Still: Virginia knows even more about its guys than it did a few months ago, and Williford (in keeping with a minor offseason tradition established at my last spot, one Virginia fans read in large numbers and have since requested — here you go, guys) agreed to chat at detailed length on each player’s offseason progress.
What follows is the definitive offseason UVa roster breakdown. For the sake of length, this is part one, focusing on the guards. Part two, digging into the rest of the roster, is to come early next week.
Reece Beekman, senior
With all due respect to everybody else we’re about to analyze, Reece Beekman’s return is by far the most important bit of personnel acquisition Virginia did this summer.

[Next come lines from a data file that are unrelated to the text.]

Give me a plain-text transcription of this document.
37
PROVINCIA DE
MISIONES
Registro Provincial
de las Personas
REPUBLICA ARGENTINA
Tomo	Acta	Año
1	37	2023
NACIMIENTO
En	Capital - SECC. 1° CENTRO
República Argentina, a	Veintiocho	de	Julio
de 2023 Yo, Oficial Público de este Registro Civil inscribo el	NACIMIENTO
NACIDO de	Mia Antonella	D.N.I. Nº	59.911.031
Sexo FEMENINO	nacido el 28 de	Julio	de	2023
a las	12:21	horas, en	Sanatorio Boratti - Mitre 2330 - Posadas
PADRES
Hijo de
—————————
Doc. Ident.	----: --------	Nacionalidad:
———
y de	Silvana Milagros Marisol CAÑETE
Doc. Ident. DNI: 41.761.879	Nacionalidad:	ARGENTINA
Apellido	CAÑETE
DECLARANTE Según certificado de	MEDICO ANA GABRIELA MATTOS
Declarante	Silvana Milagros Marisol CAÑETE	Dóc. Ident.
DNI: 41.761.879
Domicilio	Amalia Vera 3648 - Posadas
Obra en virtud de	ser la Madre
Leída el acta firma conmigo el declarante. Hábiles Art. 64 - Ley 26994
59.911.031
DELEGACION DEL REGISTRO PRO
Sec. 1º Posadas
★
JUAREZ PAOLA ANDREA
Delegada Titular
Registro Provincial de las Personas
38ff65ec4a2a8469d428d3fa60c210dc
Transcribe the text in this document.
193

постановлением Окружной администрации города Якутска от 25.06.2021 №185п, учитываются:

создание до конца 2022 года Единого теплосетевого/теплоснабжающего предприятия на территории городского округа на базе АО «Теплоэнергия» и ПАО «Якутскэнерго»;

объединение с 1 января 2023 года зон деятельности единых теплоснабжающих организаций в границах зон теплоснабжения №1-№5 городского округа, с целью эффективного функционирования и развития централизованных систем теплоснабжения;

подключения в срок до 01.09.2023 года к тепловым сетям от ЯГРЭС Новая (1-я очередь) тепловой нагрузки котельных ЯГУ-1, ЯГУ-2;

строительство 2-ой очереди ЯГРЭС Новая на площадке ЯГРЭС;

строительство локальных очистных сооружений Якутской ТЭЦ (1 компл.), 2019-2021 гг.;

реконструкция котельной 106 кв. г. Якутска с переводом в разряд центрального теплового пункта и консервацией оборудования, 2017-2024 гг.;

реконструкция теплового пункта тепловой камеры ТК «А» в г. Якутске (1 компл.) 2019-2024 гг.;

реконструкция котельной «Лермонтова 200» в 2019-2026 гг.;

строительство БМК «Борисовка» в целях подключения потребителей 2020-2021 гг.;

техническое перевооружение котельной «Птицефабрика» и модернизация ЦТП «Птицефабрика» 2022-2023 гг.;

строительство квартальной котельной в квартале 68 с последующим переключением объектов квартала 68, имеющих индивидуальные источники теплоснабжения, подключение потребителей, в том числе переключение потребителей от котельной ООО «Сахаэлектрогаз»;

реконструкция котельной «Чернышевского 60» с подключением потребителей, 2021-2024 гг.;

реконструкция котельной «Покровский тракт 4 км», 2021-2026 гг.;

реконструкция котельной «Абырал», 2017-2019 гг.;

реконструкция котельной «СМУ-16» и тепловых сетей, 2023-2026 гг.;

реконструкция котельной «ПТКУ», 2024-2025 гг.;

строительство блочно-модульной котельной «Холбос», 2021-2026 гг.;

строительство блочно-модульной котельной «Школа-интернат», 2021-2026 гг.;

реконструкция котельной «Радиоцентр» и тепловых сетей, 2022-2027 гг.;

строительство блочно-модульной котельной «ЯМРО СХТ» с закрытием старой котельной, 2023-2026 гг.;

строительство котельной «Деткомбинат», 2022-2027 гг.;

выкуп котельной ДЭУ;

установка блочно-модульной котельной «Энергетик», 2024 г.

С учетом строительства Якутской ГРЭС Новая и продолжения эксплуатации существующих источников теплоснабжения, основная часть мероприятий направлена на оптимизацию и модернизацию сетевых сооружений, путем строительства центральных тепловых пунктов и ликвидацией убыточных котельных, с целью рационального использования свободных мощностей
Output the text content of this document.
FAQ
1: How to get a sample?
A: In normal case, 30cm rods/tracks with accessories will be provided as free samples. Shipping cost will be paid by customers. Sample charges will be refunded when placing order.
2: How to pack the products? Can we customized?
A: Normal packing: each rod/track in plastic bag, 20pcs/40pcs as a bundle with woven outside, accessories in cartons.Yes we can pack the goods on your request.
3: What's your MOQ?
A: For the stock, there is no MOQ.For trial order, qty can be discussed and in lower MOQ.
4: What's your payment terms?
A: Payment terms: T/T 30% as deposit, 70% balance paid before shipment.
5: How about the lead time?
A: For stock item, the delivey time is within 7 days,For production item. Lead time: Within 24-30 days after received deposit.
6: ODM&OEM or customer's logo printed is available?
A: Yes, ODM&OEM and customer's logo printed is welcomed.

When you think about it, it might be the most important of the past several years. When was the last time a Cavaliers roster was so hollow as a 2023-24 UVa team without Beekman would have been? (The post national-title group might have somewhat unexpectedly lost all three of its stars to the pros and thus struggled offensively, but it still had Mamadi Diakite, Braxton Key, Clark, and guarded like crazy.) What happens to Virginia if Beekman stays in the NBA draft? How many games would these Hoos be expected to win then?
And for a while there, it really looked like Beekman was going to stay in the draft. The late first round was a possibility. UVa is not exactly known for massive NIL deals. The word around the sport is Beekman’s NIL opportunities this season will be the most significant of any Virginia player to date — but still not to the level that makes a kid really think twice about going pro. Besides: Would he want to return to a totally remade team?
Yes, as it turns out, and you can also understand why. Simply put, this is Reece’s chance to be The Guy.
Very few Bennett-era Virginia players have been given as much individual responsibility as what Beekman will be expected to shoulder in 2023-24. He is his team’s best defender by some margin (his defense is good enough for the NBA already) and now more than ever he will also need to be its primary ballhandler, distributor, and straight-line offensive attacker — and without the comfort blanket of Clark by his side.
That should be freeing. “The biggest thing for him now is accepting that he’s going to have to put us on his shoulders,” Williford said. “He’s earned the right to do it, and he’s looking forward to it.” Virginia’s staff is excited by the precedent of past players (Ty Jerome, Mamadi Diakite) who tested the draft waters, got a taste of the next level, and came back to Charlottesville even more determined to get there. Beekman is a worker, too.
He has some clear areas he can still improve. He has gotten much better as a perimeter shooter since his freshman season, but still took just 77 attempts last year. He has become a solid catch-and-shoot threat, specifically, but for a guy with the ball in his hands so much, he should be finishing better than the 17-of-63 he put up on dribble jumpers last season (per Synergy). He was often a little too happy to settle in the midrange; he needs to get to the front of the rim more often.